This notebook filters the Akebono dataset to reduce incorrect, noisy data that makes model training more difficult.

The following filters are considered:
- Keep only the following columns:
    - 'Altitude', 'GCLAT', 'GCLON', 'ILAT', 'GLAT', 'GMLT', 'XXLAT', 'XXLON', 'Te1', 'Ne1', 'Pv1', 'I1', 'DateFormatted'
- Remove all rows where XXLAT and XXLON = 999
- Remove all rows where altitude = 2.0
- ILAT should be within 0 and 90. We will squash > 90 to 90.
- No date filtering
    - Reason: The data is valid for those dates and there's no reason to exclude it.
    - Note: This is different to the methodology that PI used, PI did not explain rationale so we can update this decision if a reason is provided.
- No altitude filtering (e.g. 1000km - 8000km)
    - Reason: The data is valid for those altitudes and there's no reason to exclude it.
    - Note: This is different to the methodology that PI used, PI did not explain rationale so we can update this decision if a reason is provided.
- TODO: Add solar index data

Questions:
- Why is XXLON not between 0 and 360?

In [1]:
import pandas as pd

In [13]:
# Load the TSV file
df = pd.read_csv('../data/Akebono_combined.tsv', sep='\t')

In [14]:
# Keep only specific columns
columns_to_keep = ['Altitude', 'GCLAT', 'GCLON', 'ILAT', 'GLAT', 'GMLT', 'XXLAT', 'XXLON', 'Te1', 'Ne1', 'Pv1', 'I1', 'DateFormatted']
df = df[columns_to_keep]

# Remove rows where XXLAT and XXLON are 999
rows_before = len(df)
df = df[(df['XXLAT'] != 999) | (df['XXLON'] != 999)]
print(f"Rows removed where XXLAT and XXLON are 999: {rows_before - len(df)}")
print(f"XXLAT range after filtering: {df['XXLAT'].min()} - {df['XXLAT'].max()}")
print(f"XXLON range after filtering: {df['XXLON'].min()} - {df['XXLON'].max()}")
print()

# Remove rows where altitude is 2.0. Should be 0 as it's coupled with the XXLAT and XXLON filter.
rows_before = len(df)
df = df[df['Altitude'] != 2.0]
print(f"Rows removed where altitude is 2.0: {rows_before - len(df)}")
print(f"Altitude range after filtering: {df['Altitude'].min()} - {df['Altitude'].max()} km")
print()
# Squash ILAT values > 90 to 90
ilat_affected = (df['ILAT'] > 90).sum()
df['ILAT'] = df['ILAT'].clip(0, 90)
print(f"ILAT values > 90 squashed to 90: {ilat_affected} rows affected")
print(f"ILAT range after squashing: {df['ILAT'].min()} - {df['ILAT'].max()}")
print()
# Print the total number of rows removed
original_rows = len(pd.read_csv('../data/Akebono_combined.tsv', sep='\t'))
print(f"Rows in original dataset: {original_rows}")
print(f"Rows in filtered dataset: {len(df)}")
print(f"Total rows removed: {original_rows - len(df)}")
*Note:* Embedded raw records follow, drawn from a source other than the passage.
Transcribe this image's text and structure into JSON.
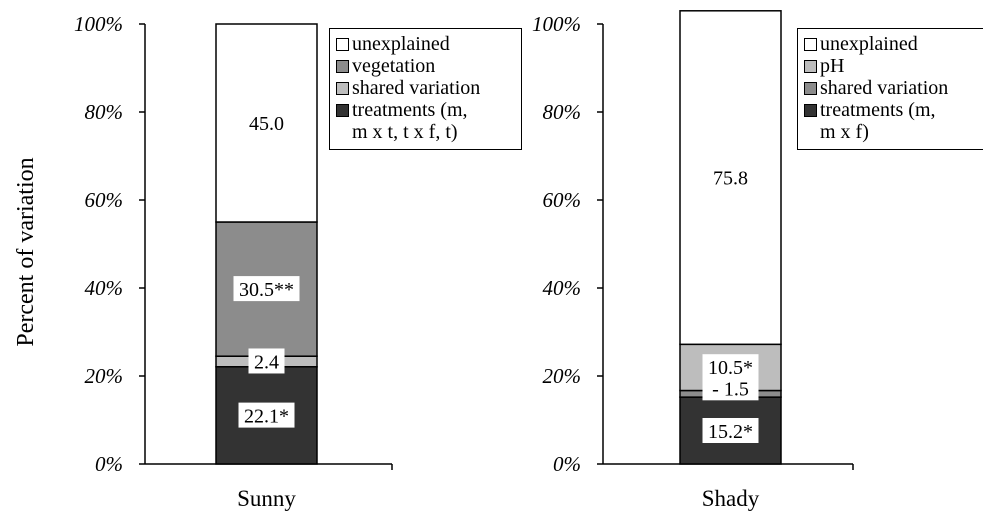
{
  "chart_data": {
    "type": "bar",
    "stacked": true,
    "ylabel": "Percent of variation",
    "ylim": [
      0,
      100
    ],
    "yticks": [
      "0%",
      "20%",
      "40%",
      "60%",
      "80%",
      "100%"
    ],
    "panels": [
      {
        "category": "Sunny",
        "segments": [
          {
            "name": "treatments (m,\nm x t, t x f, t)",
            "value": 22.1,
            "label": "22.1*",
            "color": "#333333"
          },
          {
            "name": "shared variation",
            "value": 2.4,
            "label": "2.4",
            "color": "#bdbdbd"
          },
          {
            "name": "vegetation",
            "value": 30.5,
            "label": "30.5**",
            "color": "#8c8c8c"
          },
          {
            "name": "unexplained",
            "value": 45.0,
            "label": "45.0",
            "color": "#ffffff"
          }
        ],
        "legend": [
          "unexplained",
          "vegetation",
          "shared variation",
          "treatments (m,\nm x t, t x f, t)"
        ]
      },
      {
        "category": "Shady",
        "segments": [
          {
            "name": "treatments (m,\nm x f)",
            "value": 15.2,
            "label": "15.2*",
            "color": "#333333"
          },
          {
            "name": "shared variation",
            "value": -1.5,
            "label": "- 1.5",
            "color": "#8c8c8c"
          },
          {
            "name": "pH",
            "value": 10.5,
            "label": "10.5*",
            "color": "#bdbdbd"
          },
          {
            "name": "unexplained",
            "value": 75.8,
            "label": "75.8",
            "color": "#ffffff"
          }
        ],
        "legend": [
          "unexplained",
          "pH",
          "shared variation",
          "treatments (m,\nm x f)"
        ]
      }
    ]
  }
}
Rows removed where XXLAT and XXLON are 999: 133659
XXLAT range after filtering: -89.78 - 86.64
XXLON range after filtering: 0.0 - 24.0

Rows removed where altitude is 2.0: 0
Altitude range after filtering: 225.0 - 10475.0 km

ILAT values > 90 squashed to 90: 22891 rows affected
ILAT range after squashing: 19.91 - 90.0

Rows in original dataset: 4405241
Rows in filtered dataset: 4271582
Total rows removed: 133659


In [15]:
# Save the filtered dataset to a new TSV file
df.to_csv('../data/Akebono_v2.tsv', sep='\t', index=False)


In [16]:
# Make it into train, test, validation splits
# Import necessary libraries
from sklearn.model_selection import train_test_split

# Calculate the sizes for each split
total_rows = 4271582
test_size = 100000
val_size = 100000
train_size = total_rows - test_size - val_size

# Create the splits
train_df, temp_df = train_test_split(df, test_size=test_size+val_size, random_state=42)
val_df, test_df = train_test_split(temp_df, test_size=test_size, random_state=42)

# Print the sizes of each split
print(f"Train set size: {len(train_df)}")
print(f"Validation set size: {len(val_df)}")
print(f"Test set size: {len(test_df)}")

# Save each split to a separate TSV file
train_df.to_csv('../data/Akebono_v2_train.tsv', sep='\t', index=False)
val_df.to_csv('../data/Akebono_v2_val.tsv', sep='\t', index=False)
test_df.to_csv('../data/Akebono_v2_test.tsv', sep='\t', index=False)



Train set size: 4071582
Validation set size: 100000
Test set size: 100000